On 11 September, Sweden is holding its next election and, according to the polls, it looks to be a tight race between the ruling left-wing coalition and the right-wing opposition. One of the main issues, in addition to energy prices and criminal gangs shooting each other (46 people have been murdered so far this year), is private, profit-making firms providing welfare services.
Of particular interest are the so-called free schools. Privately run but funded through the tax system, ownership ranges from small, private foundations with only one school, to huge business groups, in some cases listed on the stock exchange or managed by venture capital firms. Around one-third of all high-school students attend a free school and the Swedish left has become increasingly sceptical about their profits, claiming that tax money meant for education instead fills the pockets of capitalists. Should they win the election, the Social Democrats have promised to ban profit-making companies from owning schools. The right, however, defends families’ right to choose and sees no problem with these schools so long as they provide education of a high standard.
The free school system is a good example of how, since the 1990s, Sweden has deregulated earlier public monopolies. It also complicates the image that liberals — especially the American left-wing — have of this socialist utopia. In addition to deregulation, policymakers from both sides of the political aisle have lowered taxes. In fact, Sweden, ironically, has become one of the most economically liberal countries in the world (well ahead of the UK and the US), with no taxes on estate or wealth, while capital gains taxes can be avoided through a certain type of savings account.

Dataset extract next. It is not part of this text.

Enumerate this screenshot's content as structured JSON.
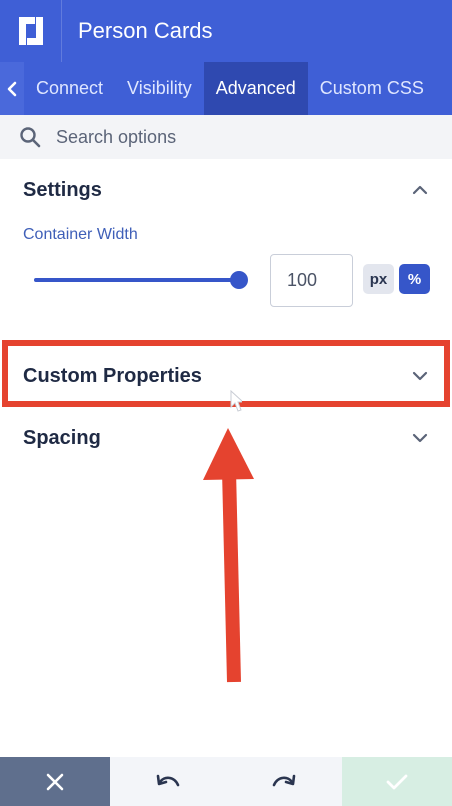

The policy shift away from Keynesian demand management towards market-based reforms and lower taxers was a global phenomenon in the 1980s and 1990s. But in Sweden, the ‘market turn’ went further than in other countries. A major reason was the reaction to the wage-earner funds (löntagarfonder), implemented by a Social Democratic government in 1984 and dismantled by a centre-right government in 1991. The idea originated from the Swedish Trade Union Confederation, whose members were upset over large corporate profits and a skewed distribution of wealth. Chief economist Rudolf Meidner came up with a radical proposal: to give the unions ownership control over the big firms by having them pay a profit-tax, not in cash but in their own stock, to union controlled funds. Over a number of years, depending on the size of profits, the unions would run big business. Although this was considered a radical proposal, even by Swedish standards, the issue of private versus public ownership was not new. In the years after the Second World War, labour and business interests had clashed over the state’s involvement in the economy and the ownership of Swedish industry.
Many Western countries debated economic democracy in the 1970s but no one else went this far. The business community feared that it would turn Sweden into a Yugoslavian styled economy, where workers supposedly ran the firms (in reality, the Communist Party controlled business by appointing managers). The response was to launch an unprecedented public relations campaign that culminated in a public rally on October 4, 1983, outside the parliament in Stockholm, the largest in the history of the capital, with at least 75,000 participants. The Social Democratic prime minister, Olof Palme, called it the ‘most comprehensive political scaremongering campaign our country has ever seen’.
He and other top figures in the party realised that Meidner’s original plan had been too radical and saw the public discontent. The five regional wage-earner funds implemented in 1984 were therefore scaled down. They were still controlled by the unions but an eight per cent cap on ownership ensured only minority positions. In contrast to the original idea, they did not receive stock directly from the firms but instead bought shares at the Stockholm stock exchange, like any other institutional investor. To a lesser extent, they also supplied firms in their respective region with venture capital. This did not stop business from continuing with campaigns and public rallies throughout the 1980s. Inspired by business-backed think tanks in the US and the UK, Swedish employers also ramped up their efforts to promote privatised welfare services, lower taxes, and deregulations. The critique against the wage-earner funds became a fortunate issue to rally around during the years when the planned economies of eastern Europe crumbled under their own inefficiencies.
In 1991, a centre-right government came to power. Its first bill was to dismantle the wage-earner funds. The new prime minister, Carl Bildt, wrote to Gunnar Randholm, the spokesperson for the campaigns against the funds, and thanked him for his efforts as ‘an erroneous idea, founded on a failed ideology, is now put aside’. A wave of deregulations followed in the energy, postal, telephone, railway, and airline markets. Reforms in education and health opened for tax financed private alternatives in the schools and health care system. The quite large assets controlled by the wage-earner funds were transferred to research foundations, to turn two state universities into private foundations and to two new venture capital funds listed on the stock exchange. One of these (the still existing Bure) became, not without historical irony, an important financier of new welfare entrepreneurs.
Getting rid of the funds was the first, ideologically important step towards a society centred around market economic principles rather than a planned economy with Swedish characteristics. Protesting against the funds in the 1980s gave confidence to those in the centre-right who wanted different kind of Sweden than the society the Social Democrats had built during the Cold War. In this election, on September 11, the debate about ownership is back and just as in the 1980s, its winner will dictate the future of economic liberty in Sweden.